Who This Helps
This is for product managers who spend hours updating board reports every month. You have the data, but turning it into a clear story takes forever. The Board Finance & Runway Narrative course is built for leaders like you who want to make faster, smarter capital decisions.
Mini Case
Meet Viktor. He's a product manager at a growing SaaS company. Every month, he manually updates a 12-slide board deck with runway projections, hiring plans, and margin numbers. It takes him 3 days. Last month, he missed a trigger: burn rate hit 12% above plan. The board noticed. Viktor wished he had a system that automatically flagged that.
Do This Now (5 Steps)
- Define one board signal. Pick the single metric that matters most this cycle. For Viktor, it was monthly cash burn.
- Build a scenario envelope. List your best, base, and worst cases. Use explicit assumptions like revenue growth rate or churn percentage.
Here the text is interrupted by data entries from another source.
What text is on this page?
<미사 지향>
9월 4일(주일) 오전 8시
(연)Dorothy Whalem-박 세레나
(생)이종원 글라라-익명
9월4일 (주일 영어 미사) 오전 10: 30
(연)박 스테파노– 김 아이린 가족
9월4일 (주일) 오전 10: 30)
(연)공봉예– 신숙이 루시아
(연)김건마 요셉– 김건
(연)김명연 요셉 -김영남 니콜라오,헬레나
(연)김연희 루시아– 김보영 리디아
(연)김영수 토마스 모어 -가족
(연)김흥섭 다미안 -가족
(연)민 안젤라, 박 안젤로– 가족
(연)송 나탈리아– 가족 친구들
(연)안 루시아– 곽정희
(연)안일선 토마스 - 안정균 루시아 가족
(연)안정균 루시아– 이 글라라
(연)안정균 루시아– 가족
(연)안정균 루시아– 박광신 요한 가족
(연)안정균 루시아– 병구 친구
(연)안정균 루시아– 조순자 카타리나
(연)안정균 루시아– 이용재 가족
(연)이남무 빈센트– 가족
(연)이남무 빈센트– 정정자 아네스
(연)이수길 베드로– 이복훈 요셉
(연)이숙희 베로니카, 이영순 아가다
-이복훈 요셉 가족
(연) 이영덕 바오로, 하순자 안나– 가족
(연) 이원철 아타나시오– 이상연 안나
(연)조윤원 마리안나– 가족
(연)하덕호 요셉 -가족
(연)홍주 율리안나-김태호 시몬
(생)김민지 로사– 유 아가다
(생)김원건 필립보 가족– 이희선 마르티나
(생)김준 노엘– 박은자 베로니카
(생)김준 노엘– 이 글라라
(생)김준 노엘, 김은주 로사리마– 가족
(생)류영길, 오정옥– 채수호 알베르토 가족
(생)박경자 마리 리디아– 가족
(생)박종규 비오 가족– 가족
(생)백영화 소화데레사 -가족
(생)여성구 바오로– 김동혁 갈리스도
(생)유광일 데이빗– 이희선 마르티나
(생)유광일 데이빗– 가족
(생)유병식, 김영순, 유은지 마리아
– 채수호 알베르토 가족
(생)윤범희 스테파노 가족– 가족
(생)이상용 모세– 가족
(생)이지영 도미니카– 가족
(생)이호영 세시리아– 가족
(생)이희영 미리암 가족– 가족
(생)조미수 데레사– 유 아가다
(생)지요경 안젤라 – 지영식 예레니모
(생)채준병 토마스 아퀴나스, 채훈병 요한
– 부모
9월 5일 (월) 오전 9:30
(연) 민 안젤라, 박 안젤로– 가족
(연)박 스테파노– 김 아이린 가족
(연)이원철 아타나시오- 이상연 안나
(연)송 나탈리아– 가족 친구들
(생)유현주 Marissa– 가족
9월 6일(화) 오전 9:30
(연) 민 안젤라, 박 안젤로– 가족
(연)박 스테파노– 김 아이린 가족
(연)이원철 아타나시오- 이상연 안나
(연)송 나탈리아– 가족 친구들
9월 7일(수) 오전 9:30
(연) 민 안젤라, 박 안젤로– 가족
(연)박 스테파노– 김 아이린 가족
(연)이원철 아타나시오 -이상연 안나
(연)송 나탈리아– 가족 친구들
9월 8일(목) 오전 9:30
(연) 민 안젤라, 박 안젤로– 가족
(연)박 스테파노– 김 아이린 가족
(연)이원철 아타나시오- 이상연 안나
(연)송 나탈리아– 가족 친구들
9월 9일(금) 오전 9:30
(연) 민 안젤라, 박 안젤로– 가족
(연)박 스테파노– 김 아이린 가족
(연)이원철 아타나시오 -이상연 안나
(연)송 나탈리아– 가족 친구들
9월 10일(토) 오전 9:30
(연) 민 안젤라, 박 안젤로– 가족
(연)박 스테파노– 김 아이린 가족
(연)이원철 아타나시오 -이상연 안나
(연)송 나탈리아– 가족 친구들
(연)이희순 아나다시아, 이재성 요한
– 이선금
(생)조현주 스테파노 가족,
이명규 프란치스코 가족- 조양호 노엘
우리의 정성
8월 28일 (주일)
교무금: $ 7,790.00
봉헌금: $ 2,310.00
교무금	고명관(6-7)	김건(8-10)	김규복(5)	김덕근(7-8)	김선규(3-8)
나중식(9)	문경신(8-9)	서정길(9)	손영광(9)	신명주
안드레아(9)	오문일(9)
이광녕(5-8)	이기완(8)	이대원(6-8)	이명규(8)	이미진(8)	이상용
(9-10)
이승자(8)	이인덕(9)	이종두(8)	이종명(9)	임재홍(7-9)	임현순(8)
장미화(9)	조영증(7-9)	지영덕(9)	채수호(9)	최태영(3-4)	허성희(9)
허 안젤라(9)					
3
- Set runway triggers. Choose 3 action branches. Example: if cash drops below 6 months, freeze hiring. If burn exceeds 10% of plan, cut marketing spend.
- Automate the update. Use AI to pull fresh data from your finance tool each week. No more manual copy-paste. Just a clean report ready for review.
- Review with your team. Spend 15 minutes every Friday checking triggers. Adjust assumptions if needed. Keep the narrative alive.
Avoid These Traps
- Too many signals. One board-level metric is enough. More than three confuses everyone.
- Static assumptions. Update your scenario envelope every quarter. Markets change.
- No action branches. A trigger without a decision is just a number. Define what happens next.
- Manual updates. If you're still copying data by hand, you're wasting time. Let AI handle the grunt work.
- Ignoring margin. The Margin Improvement Plan mission in the course shows you how to protect profitability.
- Skipping the tradeoff. The Capital Allocation Tradeoff mission forces you to choose one investment and defend it.
- Forgetting the narrative. Numbers without story are boring. Tie every trigger to a decision the board can understand.
- Waiting for perfect data. Start with what you have. Refine later.
Your Win by Friday
By Friday, you'll have one board-ready finance memo. It includes your single signal, scenario envelope, and 3 runway triggers with action branches. No more late nights updating slides. Your board will see a clear, confident narrative. And you'll feel like you finally have control over the numbers. (Bonus: you'll impress your CFO with your new trigger tree.)